The Record of a Pilgrimage to China in Search of the Dharma (入唐求法巡禮行記, nittō guhō junreikōki) is a four-volume diary written by Ennin, a Japanese Buddhist monk in China during the ninth century. He was one of eight Japanese Buddhists who studied in China at that time. He wrote his diary while he went on a Buddhist pilgrimage to China for nine and a half years (838–847). The books are translated into English as two volumes by Professor Edwin O. Reischauer of Harvard University under the title Ennin's Diary: The Record of a Pilgrimage to China in Search of the Law (Ronald Press, New York: 1955) and Ennin's Travels in T'ang China. The first volume is a translation of Ennin's Diary. The second volume, a discussion of Ennin's travels, includes materials from other sources.

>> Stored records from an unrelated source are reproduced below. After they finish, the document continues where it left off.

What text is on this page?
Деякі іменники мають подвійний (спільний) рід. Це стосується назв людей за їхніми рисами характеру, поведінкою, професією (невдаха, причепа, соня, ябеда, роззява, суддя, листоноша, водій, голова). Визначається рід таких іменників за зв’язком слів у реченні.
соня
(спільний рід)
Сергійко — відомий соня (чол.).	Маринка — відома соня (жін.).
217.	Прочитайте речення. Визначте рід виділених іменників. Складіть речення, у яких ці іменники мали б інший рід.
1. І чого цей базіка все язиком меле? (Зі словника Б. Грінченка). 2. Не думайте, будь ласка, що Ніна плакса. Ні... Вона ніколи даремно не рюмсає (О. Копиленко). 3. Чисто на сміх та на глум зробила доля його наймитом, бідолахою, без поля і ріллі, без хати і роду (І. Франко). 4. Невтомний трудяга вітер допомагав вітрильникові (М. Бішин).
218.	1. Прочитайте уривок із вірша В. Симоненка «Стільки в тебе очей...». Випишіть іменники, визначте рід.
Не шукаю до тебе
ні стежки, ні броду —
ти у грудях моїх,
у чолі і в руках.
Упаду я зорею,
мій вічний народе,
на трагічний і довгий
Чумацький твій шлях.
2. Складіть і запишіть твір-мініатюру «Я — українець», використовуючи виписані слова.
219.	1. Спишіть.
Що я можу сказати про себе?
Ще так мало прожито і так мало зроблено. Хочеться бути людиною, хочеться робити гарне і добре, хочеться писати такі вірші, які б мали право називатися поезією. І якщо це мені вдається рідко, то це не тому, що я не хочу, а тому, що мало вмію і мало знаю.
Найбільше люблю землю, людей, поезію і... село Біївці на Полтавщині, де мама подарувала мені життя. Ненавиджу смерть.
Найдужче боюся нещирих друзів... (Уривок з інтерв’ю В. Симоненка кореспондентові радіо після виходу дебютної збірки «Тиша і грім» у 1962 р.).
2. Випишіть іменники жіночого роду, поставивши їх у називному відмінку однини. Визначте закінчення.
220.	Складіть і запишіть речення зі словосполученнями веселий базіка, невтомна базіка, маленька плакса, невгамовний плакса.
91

Ennin's travel books are precious as historical sources, although they have some errors. His book was the first written document about China and its life by a foreigner. He did not write an evaluation of what he saw, but rather wrote about religious matters and Chinese life under the Tang dynasty. His diary is a good source on the practice of popular Buddhism in China. He described ceremonies as well. He brought back many sutras and mandalas to Japan. He struggled in his travel during the Tang's persecution of Buddhism (842–846).

Another contribution on his books was about Korea, which records details of Korea's active trade with Northeastern China. Korea had a dominant role in trade between East China, Korea, and Japan.